世の中には HRtech 的な SaaS はいろいろありますが、そこから Microsoft Entra ID の API を叩いてもらえば、そっから AD に対しても user を作成できる、というイメージです。
AD を使った認証・権限管理はまだまだ多いと思うので、上記のこうだったらいいんじゃないか、を実現する 1 つのピースがそろいつつあるのかなと感じています。 -
Microsoft Entra Verified ID の概要
とはちょっと違うのですが、たとえばその HRtech 的な個人情報入力画面において、マイナンバーカードを読み込ませればもろもろの入力が自動でできる、ということも可能なんじゃあないかと思っています。
マイナンバーカードについてはこの記事を書いている 2023年12月 時点で名前が変わるだのうんぬんやっていますが、とりあえず e-tax などでのマイナンバーカード読み取りによるもろもろがシュッと済む感じを、onboarding experience にも取り入れられたら楽になりそうだな、と思っています。
さらに余計な話
転職を繰り返していてめんどうなのは、業務経歴書なんですよね。
もちろん、ある程度 public な presence がある人に対して業務経歴書を求めることはないでしょうから、求められた時点でまだまだだなという考え方もできます。
その人のことが良くわからないからまずは業務経歴書見て、どういう経験をしてきた方なのかを想像する、ということなので、そもそも公開情報にいっぱい情報があればそもそも調べる必要もないということですね。
ただ、まぁ、一般的にはとりあえず履歴書と業務経歴書出して、ということが多いでしょうから、ここをなんかしゅっとやってくれるさむしんぐがあると嬉しいんですがねぇ。。

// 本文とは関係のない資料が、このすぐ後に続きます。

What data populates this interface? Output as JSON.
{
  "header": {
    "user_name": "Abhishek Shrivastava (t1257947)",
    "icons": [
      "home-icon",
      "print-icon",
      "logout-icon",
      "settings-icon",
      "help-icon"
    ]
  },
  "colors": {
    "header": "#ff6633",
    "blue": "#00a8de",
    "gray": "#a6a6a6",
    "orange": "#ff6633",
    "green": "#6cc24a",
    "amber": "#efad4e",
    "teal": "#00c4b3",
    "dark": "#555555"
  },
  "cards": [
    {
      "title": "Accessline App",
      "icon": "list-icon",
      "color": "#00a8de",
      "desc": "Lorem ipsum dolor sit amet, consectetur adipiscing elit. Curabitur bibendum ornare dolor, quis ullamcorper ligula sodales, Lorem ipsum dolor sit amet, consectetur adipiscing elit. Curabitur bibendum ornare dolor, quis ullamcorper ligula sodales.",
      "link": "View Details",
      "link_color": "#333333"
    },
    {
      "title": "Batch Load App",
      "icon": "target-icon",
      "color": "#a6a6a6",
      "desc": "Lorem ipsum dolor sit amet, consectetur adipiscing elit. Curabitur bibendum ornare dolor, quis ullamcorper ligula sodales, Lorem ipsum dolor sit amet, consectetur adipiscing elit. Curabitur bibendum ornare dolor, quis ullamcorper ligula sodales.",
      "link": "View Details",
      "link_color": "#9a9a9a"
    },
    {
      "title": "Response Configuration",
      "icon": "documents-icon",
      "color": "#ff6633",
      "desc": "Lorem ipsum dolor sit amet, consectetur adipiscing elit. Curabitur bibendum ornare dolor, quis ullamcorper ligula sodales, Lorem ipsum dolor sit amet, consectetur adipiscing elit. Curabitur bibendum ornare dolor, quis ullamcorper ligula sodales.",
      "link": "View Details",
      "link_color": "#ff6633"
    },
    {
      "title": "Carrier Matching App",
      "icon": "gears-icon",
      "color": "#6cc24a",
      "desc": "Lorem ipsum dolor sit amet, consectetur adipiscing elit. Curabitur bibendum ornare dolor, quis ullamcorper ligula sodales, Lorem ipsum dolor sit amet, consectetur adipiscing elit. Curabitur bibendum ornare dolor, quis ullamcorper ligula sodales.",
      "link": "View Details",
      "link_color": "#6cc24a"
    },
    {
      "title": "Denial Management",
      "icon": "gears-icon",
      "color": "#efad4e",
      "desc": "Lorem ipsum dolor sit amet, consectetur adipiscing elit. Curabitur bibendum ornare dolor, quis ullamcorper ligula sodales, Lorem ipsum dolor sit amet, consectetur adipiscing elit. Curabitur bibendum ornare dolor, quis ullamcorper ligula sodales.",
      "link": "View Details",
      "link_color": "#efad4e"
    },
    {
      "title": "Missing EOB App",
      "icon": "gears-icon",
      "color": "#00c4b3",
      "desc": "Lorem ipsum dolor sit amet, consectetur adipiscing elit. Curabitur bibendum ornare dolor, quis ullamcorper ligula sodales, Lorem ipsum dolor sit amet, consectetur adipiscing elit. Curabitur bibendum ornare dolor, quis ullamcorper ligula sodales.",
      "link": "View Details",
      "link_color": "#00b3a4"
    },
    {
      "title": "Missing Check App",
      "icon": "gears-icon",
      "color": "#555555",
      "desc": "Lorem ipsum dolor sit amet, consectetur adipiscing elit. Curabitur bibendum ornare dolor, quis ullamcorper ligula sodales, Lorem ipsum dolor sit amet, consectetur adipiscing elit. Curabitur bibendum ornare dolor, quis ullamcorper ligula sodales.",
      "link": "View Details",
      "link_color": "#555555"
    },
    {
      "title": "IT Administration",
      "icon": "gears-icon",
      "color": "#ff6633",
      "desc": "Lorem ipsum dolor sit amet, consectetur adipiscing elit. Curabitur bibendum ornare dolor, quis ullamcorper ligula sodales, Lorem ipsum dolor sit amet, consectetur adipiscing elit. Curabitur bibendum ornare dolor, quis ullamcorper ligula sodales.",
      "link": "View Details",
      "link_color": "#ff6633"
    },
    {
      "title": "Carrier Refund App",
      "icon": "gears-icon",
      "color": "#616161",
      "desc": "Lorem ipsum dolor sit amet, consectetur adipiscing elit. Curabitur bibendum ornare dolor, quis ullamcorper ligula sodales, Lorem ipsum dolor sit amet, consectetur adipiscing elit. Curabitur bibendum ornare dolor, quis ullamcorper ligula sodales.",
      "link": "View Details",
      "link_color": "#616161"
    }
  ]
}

ついでにそれをその時の所属企業が証明書的なさむしんぐで署名しておいてもらえると、わざわざ在籍証明とかバックグラウンド チェックの時にも楽な気がするんですよねぇ。
おわりに
いやまぁそもそもそんな転職しないんだわ、という方からすればあんまり余計な話なのかもしれませんが、もっと雇用が流動化していく、タスクごとにフリーランスを採用するとか、そんな世界になった場合に、じゃあそのための account 作成なり権限付与とかもうだるくないですか、って状況がもう来る・来ているんじゃないかと思います。
物量が多くなければあまりメリットはないのかもしれませんが、端的に言えばバックオフィス系のタスクは効率化すればするほどダイレクトに利益に響いてくる部署なので、やる価値は大いにあるんじゃないかと信じています。